The media’s dangerous influence on body image
Television, advertising and more can send young girls the wrong message about what is a healthy — and normal — body weight
Researchers say it is too early to know whether social media is having a big impact on the number of people who develop eating disorders. In the United States and other countries, the overall rate of eating disorders has remained steady for decades. That isn’t always the case elsewhere, including the southern Pacific island nation of Fiji.
Here, for nearly 20 years, Anne Becker has probed the effects of media on youth. She wants to know how outside influences — such as media and networks of friends — affect a young girl’s body image.
Becker is an expert on eating disorders at Harvard Medical School in Boston. She chose to study girls in Fiji for two reasons. The first: Until the mid-1990s, doctors had reported only one case of anorexia nervosa in this entire country. She wanted to know what may have protected the girls in Fiji from this disorder.

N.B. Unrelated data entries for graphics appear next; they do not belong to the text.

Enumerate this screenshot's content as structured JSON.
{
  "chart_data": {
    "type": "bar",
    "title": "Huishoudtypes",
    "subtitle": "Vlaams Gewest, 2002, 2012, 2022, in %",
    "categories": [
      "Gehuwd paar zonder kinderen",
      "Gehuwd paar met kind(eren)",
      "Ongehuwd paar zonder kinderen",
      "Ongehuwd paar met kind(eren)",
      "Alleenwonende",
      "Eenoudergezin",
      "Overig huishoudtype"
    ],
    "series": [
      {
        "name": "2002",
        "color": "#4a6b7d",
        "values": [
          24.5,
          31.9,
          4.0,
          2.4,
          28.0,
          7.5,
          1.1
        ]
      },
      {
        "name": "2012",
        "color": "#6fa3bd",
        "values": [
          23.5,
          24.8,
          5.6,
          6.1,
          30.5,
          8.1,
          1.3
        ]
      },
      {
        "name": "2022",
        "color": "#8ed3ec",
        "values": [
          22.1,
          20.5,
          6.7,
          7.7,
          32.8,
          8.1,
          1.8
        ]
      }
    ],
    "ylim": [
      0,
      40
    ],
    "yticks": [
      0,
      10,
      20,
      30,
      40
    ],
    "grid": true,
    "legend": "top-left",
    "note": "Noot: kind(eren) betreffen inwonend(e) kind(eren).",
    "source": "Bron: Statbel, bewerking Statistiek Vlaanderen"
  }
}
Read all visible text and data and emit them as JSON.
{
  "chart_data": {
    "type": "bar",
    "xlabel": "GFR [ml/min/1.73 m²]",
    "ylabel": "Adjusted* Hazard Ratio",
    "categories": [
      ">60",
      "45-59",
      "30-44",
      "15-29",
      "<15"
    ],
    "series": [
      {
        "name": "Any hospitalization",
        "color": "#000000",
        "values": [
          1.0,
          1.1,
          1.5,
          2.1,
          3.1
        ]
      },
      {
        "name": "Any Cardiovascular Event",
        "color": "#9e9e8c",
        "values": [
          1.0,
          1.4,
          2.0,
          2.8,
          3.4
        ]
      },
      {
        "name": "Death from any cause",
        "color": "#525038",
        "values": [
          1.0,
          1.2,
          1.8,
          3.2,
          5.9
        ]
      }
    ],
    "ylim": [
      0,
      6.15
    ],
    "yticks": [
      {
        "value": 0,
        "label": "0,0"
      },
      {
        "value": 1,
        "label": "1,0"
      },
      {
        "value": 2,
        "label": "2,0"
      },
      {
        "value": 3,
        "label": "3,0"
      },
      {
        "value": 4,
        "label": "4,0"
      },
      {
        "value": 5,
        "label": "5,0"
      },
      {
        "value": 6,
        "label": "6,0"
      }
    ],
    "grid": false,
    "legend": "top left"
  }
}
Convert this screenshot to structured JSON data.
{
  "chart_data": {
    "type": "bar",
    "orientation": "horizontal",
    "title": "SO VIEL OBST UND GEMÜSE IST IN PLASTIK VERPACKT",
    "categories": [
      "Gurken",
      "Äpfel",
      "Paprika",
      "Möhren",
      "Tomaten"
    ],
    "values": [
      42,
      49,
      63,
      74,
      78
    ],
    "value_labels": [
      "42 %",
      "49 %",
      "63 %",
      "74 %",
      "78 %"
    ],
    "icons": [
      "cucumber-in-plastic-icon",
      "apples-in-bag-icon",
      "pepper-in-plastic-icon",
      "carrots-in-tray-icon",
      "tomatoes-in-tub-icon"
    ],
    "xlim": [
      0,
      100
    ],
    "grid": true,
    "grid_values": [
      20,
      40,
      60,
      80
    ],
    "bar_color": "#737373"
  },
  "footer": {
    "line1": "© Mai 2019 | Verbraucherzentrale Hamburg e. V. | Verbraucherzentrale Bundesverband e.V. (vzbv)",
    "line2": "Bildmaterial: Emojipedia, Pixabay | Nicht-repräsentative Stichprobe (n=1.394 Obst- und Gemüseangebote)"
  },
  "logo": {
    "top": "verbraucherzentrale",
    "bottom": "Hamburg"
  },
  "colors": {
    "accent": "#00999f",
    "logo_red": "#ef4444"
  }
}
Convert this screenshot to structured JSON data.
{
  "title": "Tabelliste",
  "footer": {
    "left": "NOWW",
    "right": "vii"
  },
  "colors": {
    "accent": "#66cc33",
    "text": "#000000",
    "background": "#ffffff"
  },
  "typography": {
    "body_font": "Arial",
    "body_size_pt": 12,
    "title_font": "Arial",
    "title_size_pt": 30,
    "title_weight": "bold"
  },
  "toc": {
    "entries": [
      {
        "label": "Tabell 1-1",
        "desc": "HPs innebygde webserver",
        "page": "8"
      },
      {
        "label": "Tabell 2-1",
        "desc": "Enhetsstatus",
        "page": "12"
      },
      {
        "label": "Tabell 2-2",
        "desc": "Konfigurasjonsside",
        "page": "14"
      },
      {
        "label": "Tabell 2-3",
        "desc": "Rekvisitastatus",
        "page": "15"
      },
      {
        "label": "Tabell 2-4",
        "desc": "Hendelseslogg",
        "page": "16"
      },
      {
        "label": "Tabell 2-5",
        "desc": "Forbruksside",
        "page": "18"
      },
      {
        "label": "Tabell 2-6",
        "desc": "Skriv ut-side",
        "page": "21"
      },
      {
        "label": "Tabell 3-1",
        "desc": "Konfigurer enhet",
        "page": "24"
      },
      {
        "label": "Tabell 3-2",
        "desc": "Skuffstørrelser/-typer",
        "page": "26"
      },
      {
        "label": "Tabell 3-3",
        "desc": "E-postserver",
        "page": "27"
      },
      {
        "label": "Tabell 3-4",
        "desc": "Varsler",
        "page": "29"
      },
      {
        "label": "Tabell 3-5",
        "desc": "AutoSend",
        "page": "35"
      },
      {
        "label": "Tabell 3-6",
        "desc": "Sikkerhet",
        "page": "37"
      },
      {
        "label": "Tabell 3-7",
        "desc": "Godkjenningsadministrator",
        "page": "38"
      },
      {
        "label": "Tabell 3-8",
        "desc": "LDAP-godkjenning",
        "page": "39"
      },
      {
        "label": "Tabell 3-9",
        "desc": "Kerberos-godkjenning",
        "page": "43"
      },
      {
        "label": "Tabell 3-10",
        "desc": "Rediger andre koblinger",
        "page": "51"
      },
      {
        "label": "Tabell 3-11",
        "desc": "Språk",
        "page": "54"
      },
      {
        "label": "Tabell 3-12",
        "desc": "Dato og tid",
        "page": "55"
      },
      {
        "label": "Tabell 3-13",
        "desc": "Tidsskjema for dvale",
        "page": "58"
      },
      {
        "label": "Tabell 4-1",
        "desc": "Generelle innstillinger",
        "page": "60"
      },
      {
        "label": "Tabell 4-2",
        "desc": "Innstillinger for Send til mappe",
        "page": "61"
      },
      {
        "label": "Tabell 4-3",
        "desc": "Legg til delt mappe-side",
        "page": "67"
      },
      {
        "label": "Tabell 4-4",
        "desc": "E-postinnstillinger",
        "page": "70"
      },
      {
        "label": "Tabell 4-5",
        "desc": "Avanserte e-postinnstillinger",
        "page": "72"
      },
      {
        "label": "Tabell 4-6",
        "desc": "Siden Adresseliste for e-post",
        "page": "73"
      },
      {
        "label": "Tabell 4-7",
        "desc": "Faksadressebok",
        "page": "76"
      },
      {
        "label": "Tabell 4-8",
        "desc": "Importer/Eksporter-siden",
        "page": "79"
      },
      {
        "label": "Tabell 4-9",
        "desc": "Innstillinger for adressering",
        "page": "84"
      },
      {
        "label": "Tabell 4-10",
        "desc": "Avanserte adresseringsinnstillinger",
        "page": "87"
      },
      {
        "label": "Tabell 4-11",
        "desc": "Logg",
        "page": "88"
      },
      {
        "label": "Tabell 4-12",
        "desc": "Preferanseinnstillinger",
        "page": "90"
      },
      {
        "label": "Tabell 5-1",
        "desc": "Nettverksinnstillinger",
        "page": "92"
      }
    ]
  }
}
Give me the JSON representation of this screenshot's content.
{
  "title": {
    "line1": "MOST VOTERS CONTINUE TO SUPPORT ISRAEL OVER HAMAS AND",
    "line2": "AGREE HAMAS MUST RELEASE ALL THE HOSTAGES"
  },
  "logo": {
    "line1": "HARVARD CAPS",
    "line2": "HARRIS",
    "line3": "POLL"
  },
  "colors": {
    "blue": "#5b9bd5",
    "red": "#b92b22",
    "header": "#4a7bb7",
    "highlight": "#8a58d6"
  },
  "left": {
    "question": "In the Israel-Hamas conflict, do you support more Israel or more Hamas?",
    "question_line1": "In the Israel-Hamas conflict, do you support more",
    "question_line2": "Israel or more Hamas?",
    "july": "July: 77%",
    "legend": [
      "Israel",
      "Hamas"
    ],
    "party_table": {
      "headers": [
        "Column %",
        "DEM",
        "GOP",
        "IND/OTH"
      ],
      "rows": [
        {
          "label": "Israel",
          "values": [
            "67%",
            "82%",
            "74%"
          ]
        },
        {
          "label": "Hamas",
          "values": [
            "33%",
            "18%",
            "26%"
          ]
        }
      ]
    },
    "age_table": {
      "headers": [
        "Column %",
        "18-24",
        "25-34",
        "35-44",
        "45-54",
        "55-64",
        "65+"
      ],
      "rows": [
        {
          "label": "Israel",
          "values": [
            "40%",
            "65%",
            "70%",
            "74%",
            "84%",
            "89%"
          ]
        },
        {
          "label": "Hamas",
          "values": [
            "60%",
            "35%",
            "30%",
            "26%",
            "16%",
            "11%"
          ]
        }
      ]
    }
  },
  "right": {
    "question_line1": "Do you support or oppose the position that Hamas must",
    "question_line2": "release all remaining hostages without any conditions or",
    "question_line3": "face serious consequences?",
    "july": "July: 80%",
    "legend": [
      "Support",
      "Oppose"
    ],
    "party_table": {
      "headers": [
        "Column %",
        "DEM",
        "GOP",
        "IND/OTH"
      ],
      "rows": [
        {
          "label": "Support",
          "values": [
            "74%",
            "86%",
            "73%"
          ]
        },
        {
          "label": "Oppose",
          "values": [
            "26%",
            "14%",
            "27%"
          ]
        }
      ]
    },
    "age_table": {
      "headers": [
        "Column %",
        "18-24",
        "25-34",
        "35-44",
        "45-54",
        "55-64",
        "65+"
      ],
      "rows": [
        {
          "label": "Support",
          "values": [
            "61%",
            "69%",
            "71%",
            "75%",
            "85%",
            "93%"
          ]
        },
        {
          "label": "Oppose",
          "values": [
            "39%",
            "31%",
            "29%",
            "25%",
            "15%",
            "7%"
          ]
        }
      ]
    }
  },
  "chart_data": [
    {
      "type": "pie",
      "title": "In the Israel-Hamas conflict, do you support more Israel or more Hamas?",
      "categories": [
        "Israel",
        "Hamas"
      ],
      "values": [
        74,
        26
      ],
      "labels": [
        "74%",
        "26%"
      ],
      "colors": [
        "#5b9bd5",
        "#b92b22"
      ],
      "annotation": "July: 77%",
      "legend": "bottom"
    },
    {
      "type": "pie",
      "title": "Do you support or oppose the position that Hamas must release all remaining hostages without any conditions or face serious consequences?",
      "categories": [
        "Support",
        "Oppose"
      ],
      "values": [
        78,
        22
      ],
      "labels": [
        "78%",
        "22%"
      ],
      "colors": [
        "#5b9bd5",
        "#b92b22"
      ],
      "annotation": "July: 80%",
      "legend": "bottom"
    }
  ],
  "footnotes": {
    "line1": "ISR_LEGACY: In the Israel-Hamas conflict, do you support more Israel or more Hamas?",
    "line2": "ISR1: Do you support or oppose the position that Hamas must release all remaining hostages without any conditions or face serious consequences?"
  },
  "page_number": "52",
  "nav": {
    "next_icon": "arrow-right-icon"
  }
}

The second reason: People in remote areas of Fiji had almost no exposure to television until 1995. That’s when their government began allowing TV stations to broadcast Western programs. Almost overnight, youth became exposed to Western media.
Until very recently, Fiji’s culture valued large, robust and strong-boned women. In fact, the culture encouraged women to eat a lot. When Becker started looking for evidence of eating disorders in 1995, she couldn’t find a single report of a girl in Fiji who had purged — vomited — to manage her weight. Then Western TV exploded onto the scene. People started watching shows such as Beverly Hills 90210, Melrose Place and The X-Files. Becker wondered if the images and ideas in these shows might have affected peoples’ views of what the ideal woman should look like.
And sure enough, signs of a change were emerging by 1998. In one small survey of teen girls in Fiji, slightly more than one in every 10 reported having vomited to lose weight. “That is an oh-my-gosh kind of finding,” says Becker. “That’s about what you would expect in a Massachusetts high school.” In addition, more than three-quarters of the girls reported that television influenced their body image.
Becker and her colleagues reported the results in a 2002 study in the British Journal of Psychiatry.
Over the next decade, Becker’s team continued to study the impacts of TV and other media. In 2007, they surveyed more than 500 school girls between the ages of 15 and 20 in Fiji. At least four girls in every 10 reported having purged to manage their weight. Some said they had taken traditional herbs that can induce purging.
The researchers also found that the girls didn’t even have to be directly exposed to Western media to be affected. If friends had been exposed, they could pass along the media’s influence. So social networks — school friends, conversations at school and interactions with social media — could introduce a girl to the attitudes about leanness popular in Western media, the study found. In fact, they found a stronger link between social networks and dangerous eating behaviors than if a girl had watched Western TV shows and ads herself.
“These friends likely set and change the social norms,” says Becker. This appears to be an important way that attitudes as to what’s considered “normal” get established at schools and in communities, she says. Social networks pass along values about how one “should” look, she concludes.
Power words
anorexia nervosa An eating disorder that involves self-starvation and excessive exercise to lose weight.
behavior The way a person or other organism acts toward others, or conducts itself.
body image The impression individuals have about how attractive or comfortable they feel about the way their body is shaped — or how it looks when they view it in a mirror.
bulimia nervosa An eating disorder involving overeating followed by purging (deliberately vomiting up a meal).
eating disorder An illness of the mind involving dangerously unhealthy patterns of eating and weight loss or gain.
media (in sociology) A term for the ways information is delivered and shared within a society. It encompasses not only the traditional media — newspapers, magazines, radio and television — but also Internet- and smartphone-based outlets, such as blogs, Twitter, Facebook and more. The newer, digital media are sometimes referred to as social media.
norms The attitudes that are considered normal or conventional within a society at the present time.
purging The act of intentionally removing something. (in eating disorders) A term for intentionally vomiting after eating to keep the calories in food from being used by the body. It is a harmful behavior practiced by some people with eating disorders, especially those suffering from bulimia nervosa.
social media Internet-based media, such as Facebook, Twitter and Tumblr, that allow people to connect with each other, often anonymously, and to share information.
social network Communities of people that are interrelated owing to the way they relate to each other, such as sharing details of their life and interests on Twitter or Facebook, or perhaps belonging to the same sports team, religious group or school.
West, or Western (in the social sciences) A term that refers to things in or from the Western Hemisphere, usually the northern half of that hemisphere. The term can be used in referring to politics, fashion, religious beliefs, music, movies or general prevailing public attitudes.